On this semiquincentennial, one might have hoped for some expressions of unity. America’s Founders, after all, prized unity almost too much. That is why they made so many compromises in their quest to create a United States of America. But Freedom 250, like everything Trumpian, is about dividing America, not uniting it. It’s there to tell us that there are “good” Americans and “bad” Americans. The good ones are Bible-believing Christians. The bad ones include media that reported accurately on the fiasco of the Iran war, for example; anyone who criticizes Dear Leader; and, of course, those who fail to adhere to the nation’s supposed founding faith.

America’s Founders understood that the surest way to divide the new nation would be to introduce a national religion into a country that was even then incredibly diverse in its mingling of faith traditions. They may have gotten some things wrong, but on this point they were absolutely correct. This is why Thomas Jefferson famously and correctly celebrated the First Amendment as a means of erecting a “wall of separation between church and state.” Trump and his movement now plan to celebrate the Founders’ achievement by demolishing that wall.

America’s Founders thought it vital to give their new democracy a certain kind of dignity. They rejected the aristocratic pretensions of the Old World but made a determined effort to show that a government of the people could also rise to worthy levels of cultural achievement. The Trump administration is giving us the Ultimate Fighting Championship. The same people who blather on about the glories of Western Civilization now promise to entertain us with the spectacle of bare-knuckled men punching one another in the face on the White House lawn.

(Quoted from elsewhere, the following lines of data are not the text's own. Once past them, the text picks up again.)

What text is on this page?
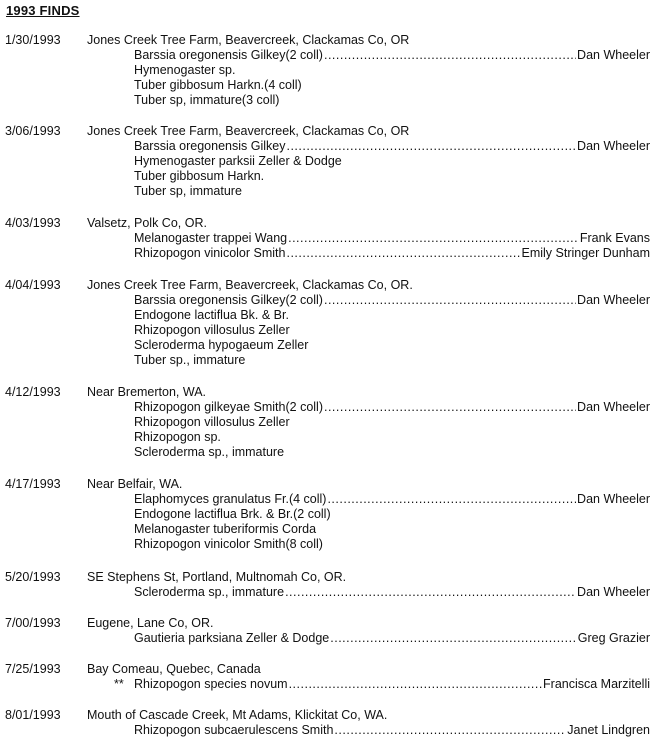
1993 FINDS
1/30/1993 Jones Creek Tree Farm, Beavercreek, Clackamas Co, OR
Barssia oregonensis Gilkey(2 coll) .....	Dan Wheeler
Hymenogaster sp.
Tuber gibbosum Harkn.(4 coll)
Tuber sp, immature(3 coll)
3/06/1993 Jones Creek Tree Farm, Beavercreek, Clackamas Co, OR
Barssia oregonensis Gilkey .....	Dan Wheeler
Hymenogaster parksii Zeller & Dodge
Tuber gibbosum Harkn.
Tuber sp, immature
4/03/1993 Valsetz, Polk Co, OR.
Melanogaster trappei Wang .....	Frank Evans
Rhizopogon vinicolor Smith .....	Emily Stringer Dunham
4/04/1993 Jones Creek Tree Farm, Beavercreek, Clackamas Co, OR.
Barssia oregonensis Gilkey(2 coll) .....	Dan Wheeler
Endogone lactiflua Bk. & Br.
Rhizopogon villosulus Zeller
Scleroderma hypogaeum Zeller
Tuber sp., immature
4/12/1993 Near Bremerton, WA.
Rhizopogon gilkeyae Smith(2 coll) .....	Dan Wheeler
Rhizopogon villosulus Zeller
Rhizopogon sp.
Scleroderma sp., immature
4/17/1993 Near Belfair, WA.
Elaphomyces granulatus Fr.(4 coll) .....	Dan Wheeler
Endogone lactiflua Brk. & Br.(2 coll)
Melanogaster tuberiformis Corda
Rhizopogon vinicolor Smith(8 coll)
5/20/1993 SE Stephens St, Portland, Multnomah Co, OR.
Scleroderma sp., immature .....	Dan Wheeler
7/00/1993 Eugene, Lane Co, OR.
Gautieria parksiana Zeller & Dodge .....	Greg Grazier
7/25/1993 Bay Comeau, Quebec, Canada
** Rhizopogon species novum .....	Francisca Marzitelli
8/01/1993 Mouth of Cascade Creek, Mt Adams, Klickitat Co, WA.
Rhizopogon subcaerulescens Smith .....	Janet Lindgren
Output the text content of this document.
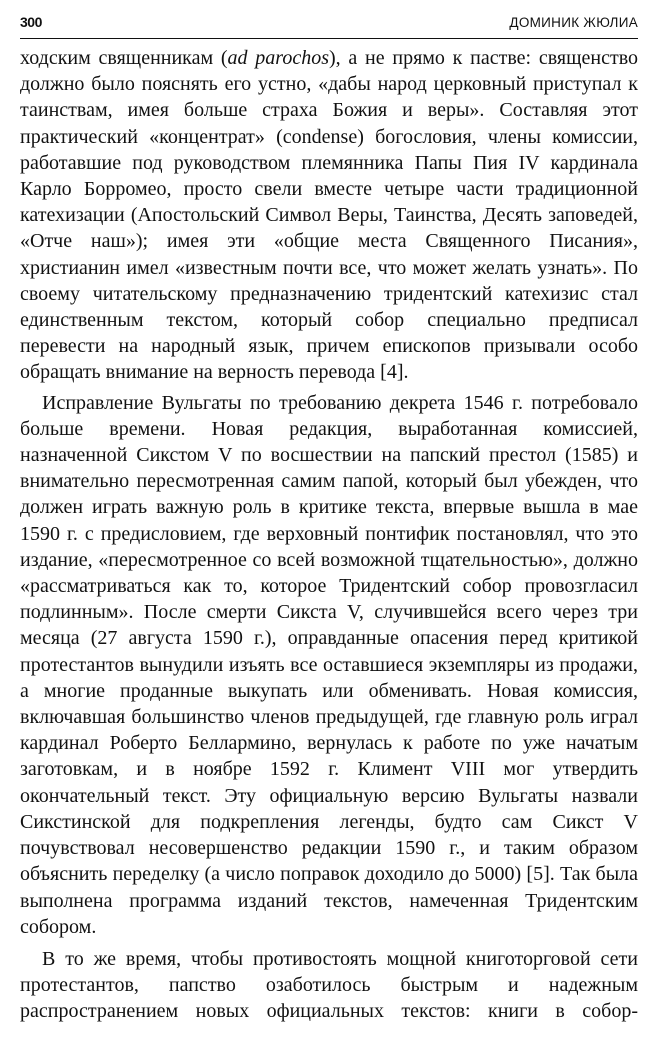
300	ДОМИНИК ЖЮЛИА

ходским священникам (ad parochos), а не прямо к пастве: священство должно было пояснять его устно, «дабы народ церковный приступал к таинствам, имея больше страха Божия и веры». Составляя этот практический «концентрат» (condense) богословия, члены комиссии, работавшие под руководством племянника Папы Пия IV кардинала Карло Борромео, просто свели вместе четыре части традиционной катехизации (Апостольский Символ Веры, Таинства, Десять заповедей, «Отче наш»); имея эти «общие места Священного Писания», христианин имел «известным почти все, что может желать узнать». По своему читательскому предназначению тридентский катехизис стал единственным текстом, который собор специально предписал перевести на народный язык, причем епископов призывали особо обращать внимание на верность перевода [4].

Исправление Вульгаты по требованию декрета 1546 г. потребовало больше времени. Новая редакция, выработанная комиссией, назначенной Сикстом V по восшествии на папский престол (1585) и внимательно пересмотренная самим папой, который был убежден, что должен играть важную роль в критике текста, впервые вышла в мае 1590 г. с предисловием, где верховный понтифик постановлял, что это издание, «пересмотренное со всей возможной тщательностью», должно «рассматриваться как то, которое Тридентский собор провозгласил подлинным». После смерти Сикста V, случившейся всего через три месяца (27 августа 1590 г.), оправданные опасения перед критикой протестантов вынудили изъять все оставшиеся экземпляры из продажи, а многие проданные выкупать или обменивать. Новая комиссия, включавшая большинство членов предыдущей, где главную роль играл кардинал Роберто Беллармино, вернулась к работе по уже начатым заготовкам, и в ноябре 1592 г. Климент VIII мог утвердить окончательный текст. Эту официальную версию Вульгаты назвали Сикстинской для подкрепления легенды, будто сам Сикст V почувствовал несовершенство редакции 1590 г., и таким образом объяснить переделку (а число поправок доходило до 5000) [5]. Так была выполнена программа изданий текстов, намеченная Тридентским собором.

В то же время, чтобы противостоять мощной книготорговой сети протестантов, папство озаботилось быстрым и надежным распространением новых официальных текстов: книги в собор-
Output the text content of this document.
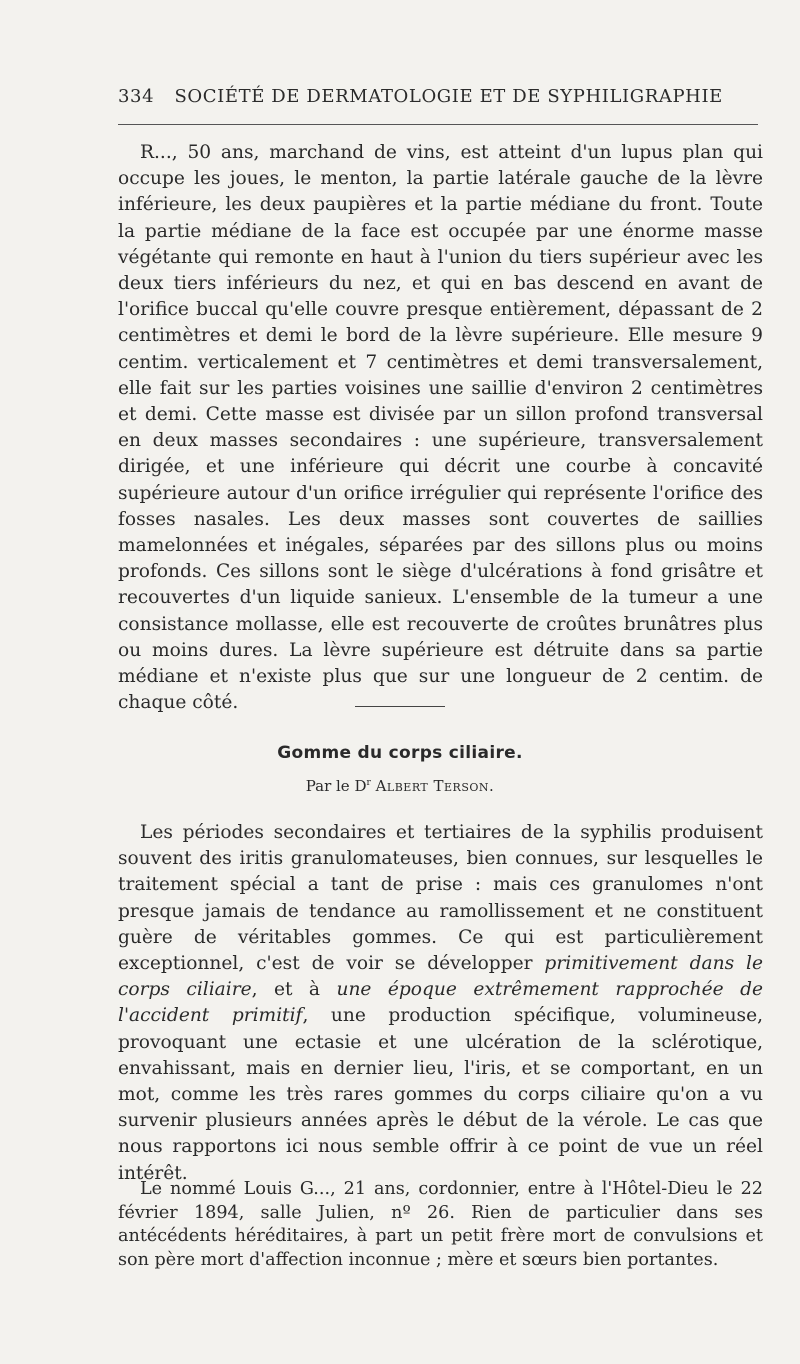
334 SOCIÉTÉ DE DERMATOLOGIE ET DE SYPHILIGRAPHIE

R..., 50 ans, marchand de vins, est atteint d'un lupus plan qui occupe les joues, le menton, la partie latérale gauche de la lèvre inférieure, les deux paupières et la partie médiane du front. Toute la partie médiane de la face est occupée par une énorme masse végétante qui remonte en haut à l'union du tiers supérieur avec les deux tiers inférieurs du nez, et qui en bas descend en avant de l'orifice buccal qu'elle couvre presque entièrement, dépassant de 2 centimètres et demi le bord de la lèvre supérieure. Elle mesure 9 centim. verticalement et 7 centimètres et demi transversalement, elle fait sur les parties voisines une saillie d'environ 2 centimètres et demi. Cette masse est divisée par un sillon profond transversal en deux masses secondaires : une supérieure, transversalement dirigée, et une inférieure qui décrit une courbe à concavité supérieure autour d'un orifice irrégulier qui représente l'orifice des fosses nasales. Les deux masses sont couvertes de saillies mamelonnées et inégales, séparées par des sillons plus ou moins profonds. Ces sillons sont le siège d'ulcérations à fond grisâtre et recouvertes d'un liquide sanieux. L'ensemble de la tumeur a une consistance mollasse, elle est recouverte de croûtes brunâtres plus ou moins dures. La lèvre supérieure est détruite dans sa partie médiane et n'existe plus que sur une longueur de 2 centim. de chaque côté.

Gomme du corps ciliaire.
Par le $D^r$ Albert Terson.

Les périodes secondaires et tertiaires de la syphilis produisent souvent des iritis granulomateuses, bien connues, sur lesquelles le traitement spécial a tant de prise : mais ces granulomes n'ont presque jamais de tendance au ramollissement et ne constituent guère de véritables gommes. Ce qui est particulièrement exceptionnel, c'est de voir se développer primitivement dans le corps ciliaire, et à une époque extrêmement rapprochée de l'accident primitif, une production spécifique, volumineuse, provoquant une ectasie et une ulcération de la sclérotique, envahissant, mais en dernier lieu, l'iris, et se comportant, en un mot, comme les très rares gommes du corps ciliaire qu'on a vu survenir plusieurs années après le début de la vérole. Le cas que nous rapportons ici nous semble offrir à ce point de vue un réel intérêt.

Le nommé Louis G..., 21 ans, cordonnier, entre à l'Hôtel-Dieu le 22 février 1894, salle Julien, nº 26. Rien de particulier dans ses antécédents héréditaires, à part un petit frère mort de convulsions et son père mort d'affection inconnue ; mère et sœurs bien portantes.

We can be sure that the Trump administration and its MAGA supporters will deride critics of Freedom 250 as somehow anti-American. We should not let them get away with it. We should oppose this kind of squalid, divisive festival of grift, not because we despise America but because we continue to support the ideals upon which the nation was founded. Maybe the most American thing we can do in this sad and degenerate moment in history is to find a way to celebrate American principles of equality, pluralism, and justice—independent of this partisan rally, which the present malefactors in government are using to destroy democracy itself.